With a sweep of Southern Cal in baseball, UCLA clinched the Crosstown Cup on May 6, with a score of 105-85. The Crosstown Cup is based on the scores in 19 sports, and the winner in each head-to-head competition gets 10 points. In sports that don’t face head-to-head competition (track and field, for example), the highest finisher in Pac 12 play gets the points.
According to Fox Sports, “UCLA earned maximum points in women’s volleyball, women’s soccer, women’s cross country, men’s basketball, women’s basketball, men’s volleyball, women’s golf, men’s track & field and baseball. Five points were earned by women’s tennis, women’s water polo and men’s tennis”.
Dan Guerrero was extremely proud of his Bruins. He told Fox Sports, “I’m so proud of the hard work and dedication it took from our student-athletes and coaches to help us win this year’s Crosstown Cup. In what has become one of the most storied rivalries in collegiate athletics, UCLA facing USC always seems to bring out the best in both teams, particularly from a competitive standpoint. For our program to have secured its second Crosstown Cup in the last three years is a terrific accomplishment.”
Here is the video from UCLA Athletics:
But, hold on there, Dan.
Are you aware that Stanford just tied UCLA at 113 national championships?
Don’t get me wrong—Bruins Nation is always proud when UCLA beats Southern Cal in ANYTHING and in EVERYTHING. The Crosstown Cup is a fine event and it’s nice that we’ve won the last three of five. But the First to 100 and Most National Championships campaign is about to come to a close. One more natty and Stanford will take sole possession of the lead.
Tell me Dan—what have you done to make sure UCLA stays #1? Hired better coaches? Fired the ones that need to go? Give the coaches we have the necessary resources to bring in the best athletes possible? Make sure the university administration appreciates the contributions student-athletes make to UCLA while at the same time earning a degree? While the celebration of the Crosstown Cup is understandable, what are we doing to maintain the prestige of the four letters? Not enough, if you ask me.

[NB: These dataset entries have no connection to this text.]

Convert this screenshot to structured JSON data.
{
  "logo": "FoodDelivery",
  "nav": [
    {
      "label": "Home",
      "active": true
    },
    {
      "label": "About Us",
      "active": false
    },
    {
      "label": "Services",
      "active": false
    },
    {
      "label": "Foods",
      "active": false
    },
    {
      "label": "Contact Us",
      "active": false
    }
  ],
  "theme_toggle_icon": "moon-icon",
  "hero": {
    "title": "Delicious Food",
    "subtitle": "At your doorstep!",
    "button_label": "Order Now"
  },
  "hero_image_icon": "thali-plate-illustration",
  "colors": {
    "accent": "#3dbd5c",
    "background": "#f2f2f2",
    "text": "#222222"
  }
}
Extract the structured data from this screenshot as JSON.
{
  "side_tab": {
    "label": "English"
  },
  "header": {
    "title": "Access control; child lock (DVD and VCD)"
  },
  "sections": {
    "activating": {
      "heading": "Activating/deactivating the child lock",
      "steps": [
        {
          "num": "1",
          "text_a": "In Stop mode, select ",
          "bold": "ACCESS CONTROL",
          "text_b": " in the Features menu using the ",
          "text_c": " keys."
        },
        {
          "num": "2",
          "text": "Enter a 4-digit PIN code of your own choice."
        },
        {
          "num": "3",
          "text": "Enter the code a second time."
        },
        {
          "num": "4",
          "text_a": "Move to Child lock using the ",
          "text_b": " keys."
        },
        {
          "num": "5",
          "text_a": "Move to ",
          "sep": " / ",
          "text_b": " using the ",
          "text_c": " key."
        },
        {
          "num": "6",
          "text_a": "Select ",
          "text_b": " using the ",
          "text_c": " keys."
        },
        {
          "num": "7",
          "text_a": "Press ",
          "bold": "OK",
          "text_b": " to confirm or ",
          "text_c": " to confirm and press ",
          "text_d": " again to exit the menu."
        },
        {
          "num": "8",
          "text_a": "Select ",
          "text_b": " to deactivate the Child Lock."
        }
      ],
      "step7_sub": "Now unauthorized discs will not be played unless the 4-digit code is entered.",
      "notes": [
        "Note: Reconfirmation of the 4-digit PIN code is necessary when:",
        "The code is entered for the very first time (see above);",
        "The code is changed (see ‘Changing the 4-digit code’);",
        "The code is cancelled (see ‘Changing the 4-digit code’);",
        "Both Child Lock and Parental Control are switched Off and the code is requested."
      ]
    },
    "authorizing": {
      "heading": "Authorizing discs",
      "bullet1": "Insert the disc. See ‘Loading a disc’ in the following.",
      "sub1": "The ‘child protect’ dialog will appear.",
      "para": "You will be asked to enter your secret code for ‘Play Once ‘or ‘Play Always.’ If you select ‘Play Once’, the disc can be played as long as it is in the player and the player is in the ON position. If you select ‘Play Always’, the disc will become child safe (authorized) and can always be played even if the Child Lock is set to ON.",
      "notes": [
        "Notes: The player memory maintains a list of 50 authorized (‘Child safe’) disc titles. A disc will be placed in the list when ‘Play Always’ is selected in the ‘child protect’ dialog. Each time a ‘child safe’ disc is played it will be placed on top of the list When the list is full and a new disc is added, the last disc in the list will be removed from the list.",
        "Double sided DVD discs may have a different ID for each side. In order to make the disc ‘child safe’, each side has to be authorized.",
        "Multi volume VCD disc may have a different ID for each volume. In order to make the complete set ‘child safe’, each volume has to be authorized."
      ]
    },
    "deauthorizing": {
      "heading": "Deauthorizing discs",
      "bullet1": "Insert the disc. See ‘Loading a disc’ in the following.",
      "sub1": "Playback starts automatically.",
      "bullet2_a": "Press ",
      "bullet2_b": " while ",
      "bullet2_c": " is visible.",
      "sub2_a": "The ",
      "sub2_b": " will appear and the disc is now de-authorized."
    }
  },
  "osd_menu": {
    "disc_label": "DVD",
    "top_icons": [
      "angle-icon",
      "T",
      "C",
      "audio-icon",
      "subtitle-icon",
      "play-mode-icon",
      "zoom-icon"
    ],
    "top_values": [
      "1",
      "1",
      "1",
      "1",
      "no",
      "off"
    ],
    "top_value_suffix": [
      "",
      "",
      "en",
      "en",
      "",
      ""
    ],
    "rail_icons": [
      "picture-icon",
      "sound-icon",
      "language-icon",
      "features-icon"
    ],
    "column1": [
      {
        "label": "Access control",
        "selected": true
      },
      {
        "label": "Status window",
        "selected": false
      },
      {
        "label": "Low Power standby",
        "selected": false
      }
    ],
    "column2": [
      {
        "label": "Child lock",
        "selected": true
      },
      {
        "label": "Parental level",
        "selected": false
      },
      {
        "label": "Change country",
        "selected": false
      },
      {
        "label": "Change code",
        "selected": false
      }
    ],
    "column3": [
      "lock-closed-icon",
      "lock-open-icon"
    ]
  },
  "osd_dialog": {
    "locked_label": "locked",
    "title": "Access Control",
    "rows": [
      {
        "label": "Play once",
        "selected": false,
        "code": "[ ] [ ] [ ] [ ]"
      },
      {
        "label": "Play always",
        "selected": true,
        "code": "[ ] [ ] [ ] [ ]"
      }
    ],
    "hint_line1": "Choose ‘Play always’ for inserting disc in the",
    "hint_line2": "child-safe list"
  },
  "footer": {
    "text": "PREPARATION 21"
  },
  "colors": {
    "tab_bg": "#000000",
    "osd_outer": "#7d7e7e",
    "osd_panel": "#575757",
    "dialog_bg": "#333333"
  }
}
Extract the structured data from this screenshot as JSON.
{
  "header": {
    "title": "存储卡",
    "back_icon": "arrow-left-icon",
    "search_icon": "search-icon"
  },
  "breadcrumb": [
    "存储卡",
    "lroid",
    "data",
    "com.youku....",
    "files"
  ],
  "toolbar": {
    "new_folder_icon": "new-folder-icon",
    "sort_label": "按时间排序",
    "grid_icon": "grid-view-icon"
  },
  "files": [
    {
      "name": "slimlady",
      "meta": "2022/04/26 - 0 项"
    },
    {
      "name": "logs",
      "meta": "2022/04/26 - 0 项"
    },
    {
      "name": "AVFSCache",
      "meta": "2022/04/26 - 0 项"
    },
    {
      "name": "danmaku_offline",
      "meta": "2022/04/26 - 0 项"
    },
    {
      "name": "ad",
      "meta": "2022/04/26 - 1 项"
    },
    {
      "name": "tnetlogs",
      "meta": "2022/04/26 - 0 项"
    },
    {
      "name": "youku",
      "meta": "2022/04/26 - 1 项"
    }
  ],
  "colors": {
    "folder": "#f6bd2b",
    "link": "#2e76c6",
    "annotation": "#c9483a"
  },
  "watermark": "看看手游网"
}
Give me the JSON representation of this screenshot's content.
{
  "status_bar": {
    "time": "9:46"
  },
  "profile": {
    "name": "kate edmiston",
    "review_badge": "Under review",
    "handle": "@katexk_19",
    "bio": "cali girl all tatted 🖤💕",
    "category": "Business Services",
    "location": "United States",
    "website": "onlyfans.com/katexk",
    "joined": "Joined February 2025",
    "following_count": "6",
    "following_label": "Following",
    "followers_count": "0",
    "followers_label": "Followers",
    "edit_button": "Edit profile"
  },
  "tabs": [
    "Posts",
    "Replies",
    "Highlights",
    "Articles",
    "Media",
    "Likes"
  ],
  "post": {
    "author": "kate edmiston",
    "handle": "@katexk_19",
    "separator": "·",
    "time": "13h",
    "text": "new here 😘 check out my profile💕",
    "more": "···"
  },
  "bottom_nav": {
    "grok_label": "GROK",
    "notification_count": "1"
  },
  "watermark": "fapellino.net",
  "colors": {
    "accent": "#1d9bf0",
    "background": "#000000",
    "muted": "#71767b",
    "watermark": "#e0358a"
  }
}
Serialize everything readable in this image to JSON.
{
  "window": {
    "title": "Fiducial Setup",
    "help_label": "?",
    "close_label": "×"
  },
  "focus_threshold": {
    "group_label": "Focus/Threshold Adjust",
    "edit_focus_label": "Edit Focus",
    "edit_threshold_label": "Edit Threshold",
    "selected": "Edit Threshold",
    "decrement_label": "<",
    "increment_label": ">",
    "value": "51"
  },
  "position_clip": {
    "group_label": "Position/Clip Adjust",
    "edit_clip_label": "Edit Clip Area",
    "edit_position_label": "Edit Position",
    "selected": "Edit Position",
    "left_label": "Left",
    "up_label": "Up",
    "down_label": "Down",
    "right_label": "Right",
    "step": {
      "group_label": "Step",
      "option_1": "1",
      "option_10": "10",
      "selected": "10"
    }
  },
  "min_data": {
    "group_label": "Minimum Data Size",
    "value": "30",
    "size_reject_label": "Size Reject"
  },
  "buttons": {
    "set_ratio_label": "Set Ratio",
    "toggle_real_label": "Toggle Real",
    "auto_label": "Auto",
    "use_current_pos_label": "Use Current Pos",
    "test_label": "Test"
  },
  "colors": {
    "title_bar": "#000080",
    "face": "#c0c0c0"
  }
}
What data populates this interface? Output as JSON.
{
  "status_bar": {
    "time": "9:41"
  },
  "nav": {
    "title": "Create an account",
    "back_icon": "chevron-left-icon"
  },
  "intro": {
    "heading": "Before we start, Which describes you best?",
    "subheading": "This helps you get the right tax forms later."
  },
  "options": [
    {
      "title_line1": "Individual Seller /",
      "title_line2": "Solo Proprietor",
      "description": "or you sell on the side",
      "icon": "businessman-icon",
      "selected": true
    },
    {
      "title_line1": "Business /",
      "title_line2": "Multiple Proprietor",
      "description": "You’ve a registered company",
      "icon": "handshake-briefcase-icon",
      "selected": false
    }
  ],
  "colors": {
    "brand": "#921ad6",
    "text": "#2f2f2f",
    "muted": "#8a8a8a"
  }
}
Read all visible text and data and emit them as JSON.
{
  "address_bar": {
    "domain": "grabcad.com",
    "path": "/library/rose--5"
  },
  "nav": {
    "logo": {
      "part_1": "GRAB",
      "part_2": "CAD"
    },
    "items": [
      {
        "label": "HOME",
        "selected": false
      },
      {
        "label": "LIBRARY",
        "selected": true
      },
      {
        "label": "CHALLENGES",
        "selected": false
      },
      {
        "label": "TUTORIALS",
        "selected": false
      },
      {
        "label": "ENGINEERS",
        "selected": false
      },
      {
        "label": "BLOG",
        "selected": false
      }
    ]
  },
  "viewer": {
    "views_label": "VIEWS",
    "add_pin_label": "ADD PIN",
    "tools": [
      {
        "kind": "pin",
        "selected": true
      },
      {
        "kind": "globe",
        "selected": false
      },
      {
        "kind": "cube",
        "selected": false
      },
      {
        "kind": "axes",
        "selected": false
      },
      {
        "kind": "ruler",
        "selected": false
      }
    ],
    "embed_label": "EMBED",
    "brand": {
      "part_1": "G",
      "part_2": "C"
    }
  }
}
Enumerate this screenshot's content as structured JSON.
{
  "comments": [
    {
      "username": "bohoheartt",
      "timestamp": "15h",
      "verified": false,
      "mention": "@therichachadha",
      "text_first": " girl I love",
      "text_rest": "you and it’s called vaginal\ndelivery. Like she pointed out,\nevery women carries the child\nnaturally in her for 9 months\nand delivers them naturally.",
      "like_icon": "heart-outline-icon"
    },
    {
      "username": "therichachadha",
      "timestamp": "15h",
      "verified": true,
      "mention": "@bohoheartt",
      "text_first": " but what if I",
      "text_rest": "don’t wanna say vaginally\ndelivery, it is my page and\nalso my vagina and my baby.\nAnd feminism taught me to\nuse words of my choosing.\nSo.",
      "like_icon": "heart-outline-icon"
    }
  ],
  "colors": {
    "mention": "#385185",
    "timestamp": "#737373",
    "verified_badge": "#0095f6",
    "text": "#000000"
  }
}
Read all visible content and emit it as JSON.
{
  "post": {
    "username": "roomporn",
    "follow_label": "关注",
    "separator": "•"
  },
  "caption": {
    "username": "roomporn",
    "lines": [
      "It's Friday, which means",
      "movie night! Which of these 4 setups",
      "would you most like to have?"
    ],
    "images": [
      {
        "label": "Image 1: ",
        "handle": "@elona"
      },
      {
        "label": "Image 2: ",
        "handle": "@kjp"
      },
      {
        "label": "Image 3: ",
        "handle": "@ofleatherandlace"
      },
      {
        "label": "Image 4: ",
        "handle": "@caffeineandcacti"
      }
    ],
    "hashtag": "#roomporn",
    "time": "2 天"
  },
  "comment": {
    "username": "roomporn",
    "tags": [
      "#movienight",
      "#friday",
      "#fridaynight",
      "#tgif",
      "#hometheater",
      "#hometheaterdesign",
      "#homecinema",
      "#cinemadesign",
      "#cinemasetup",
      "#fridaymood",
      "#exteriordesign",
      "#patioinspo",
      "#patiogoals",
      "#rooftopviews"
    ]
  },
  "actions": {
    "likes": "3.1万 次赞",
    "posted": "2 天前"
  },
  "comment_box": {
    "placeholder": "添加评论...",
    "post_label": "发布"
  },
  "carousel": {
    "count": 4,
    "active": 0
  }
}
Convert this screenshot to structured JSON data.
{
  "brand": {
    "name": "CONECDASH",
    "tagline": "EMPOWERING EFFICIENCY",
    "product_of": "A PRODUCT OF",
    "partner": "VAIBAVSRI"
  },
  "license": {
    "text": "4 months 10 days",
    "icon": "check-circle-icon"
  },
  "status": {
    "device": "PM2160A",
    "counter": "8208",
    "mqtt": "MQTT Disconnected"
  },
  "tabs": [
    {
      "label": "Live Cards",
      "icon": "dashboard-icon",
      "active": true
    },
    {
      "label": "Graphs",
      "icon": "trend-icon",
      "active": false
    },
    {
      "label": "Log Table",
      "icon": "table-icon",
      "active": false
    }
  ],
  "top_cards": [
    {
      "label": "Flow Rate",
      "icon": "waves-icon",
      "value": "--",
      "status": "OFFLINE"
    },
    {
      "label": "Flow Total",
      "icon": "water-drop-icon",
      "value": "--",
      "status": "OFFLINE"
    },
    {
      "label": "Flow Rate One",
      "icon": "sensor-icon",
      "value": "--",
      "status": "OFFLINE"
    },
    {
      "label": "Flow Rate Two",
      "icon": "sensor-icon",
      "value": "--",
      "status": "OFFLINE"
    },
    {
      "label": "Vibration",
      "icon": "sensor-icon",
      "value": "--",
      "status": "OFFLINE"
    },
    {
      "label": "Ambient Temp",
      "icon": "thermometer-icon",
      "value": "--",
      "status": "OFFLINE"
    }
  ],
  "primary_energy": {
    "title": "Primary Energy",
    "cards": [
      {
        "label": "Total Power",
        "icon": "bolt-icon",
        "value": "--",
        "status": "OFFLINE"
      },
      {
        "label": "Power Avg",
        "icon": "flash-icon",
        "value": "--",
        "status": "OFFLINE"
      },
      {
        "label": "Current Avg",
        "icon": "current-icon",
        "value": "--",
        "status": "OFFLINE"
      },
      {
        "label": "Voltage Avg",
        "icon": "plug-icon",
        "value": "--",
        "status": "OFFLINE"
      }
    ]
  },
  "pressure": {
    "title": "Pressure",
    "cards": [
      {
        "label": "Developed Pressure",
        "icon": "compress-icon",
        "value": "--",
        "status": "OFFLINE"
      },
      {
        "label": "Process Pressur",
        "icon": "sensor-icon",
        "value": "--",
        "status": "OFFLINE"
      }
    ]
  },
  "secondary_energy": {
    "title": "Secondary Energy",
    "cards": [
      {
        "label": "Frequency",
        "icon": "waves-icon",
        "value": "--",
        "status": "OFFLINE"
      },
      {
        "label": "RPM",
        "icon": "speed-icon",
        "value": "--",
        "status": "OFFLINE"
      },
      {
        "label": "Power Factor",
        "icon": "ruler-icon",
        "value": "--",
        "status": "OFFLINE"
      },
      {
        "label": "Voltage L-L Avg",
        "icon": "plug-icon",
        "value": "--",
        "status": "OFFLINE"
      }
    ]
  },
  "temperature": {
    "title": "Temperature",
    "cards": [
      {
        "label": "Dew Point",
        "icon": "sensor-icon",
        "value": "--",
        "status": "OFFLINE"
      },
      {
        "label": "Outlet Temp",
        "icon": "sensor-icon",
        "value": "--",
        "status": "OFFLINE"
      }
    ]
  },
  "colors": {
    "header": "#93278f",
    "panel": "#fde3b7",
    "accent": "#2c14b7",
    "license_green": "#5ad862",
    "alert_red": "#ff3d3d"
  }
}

We have a football program that was on the brink of collapse last year, while Stanford’s program has been on the rise (and rather quickly) over the last ten years. And don’t tell me Andrew Luck was an anomaly. While they have not won a national championship in football since 1940, they have been in the national conversation. They have certainly had UCLA’s number for the entire Jim Mora era. And, they have won three Pac 12 titles recently while we haven’t had one since 1998. Since we tend to focus a lot on the sports that make the most money, let’s turn our attention to all other sports.
Stanford has won at least one NCAA team championship each year for 41 consecutive years, starting in 1976-77 and continuing through 2016-17. This is the longest streak in the NCAA and during this streak they have won 99 championships. These championships include cross country, golf, gymnastics, track and field, soccer, water polo, volleyball, tennis, swimming, and more.
Stanford isn’t going anywhere. Their current athletic director, Bernard Muir, has been there since 2012, and in this time they have won 12 team national championships. Dan Guerrero has been at UCLA much longer (since 2002), but, if we look at the same time span, 2012-present, UCLA has won five team national championships. Shouldn’t Dan have UCLA more focused on winning NCAA titles? No wonder one of the top Google hits about Dan Guerrero is a Facebook page dedicated to his firing.
I love my Bruins. I will, now and forever, be a fan of UCLA athletics. But we have to face facts. The program is not getting better and others are catching up.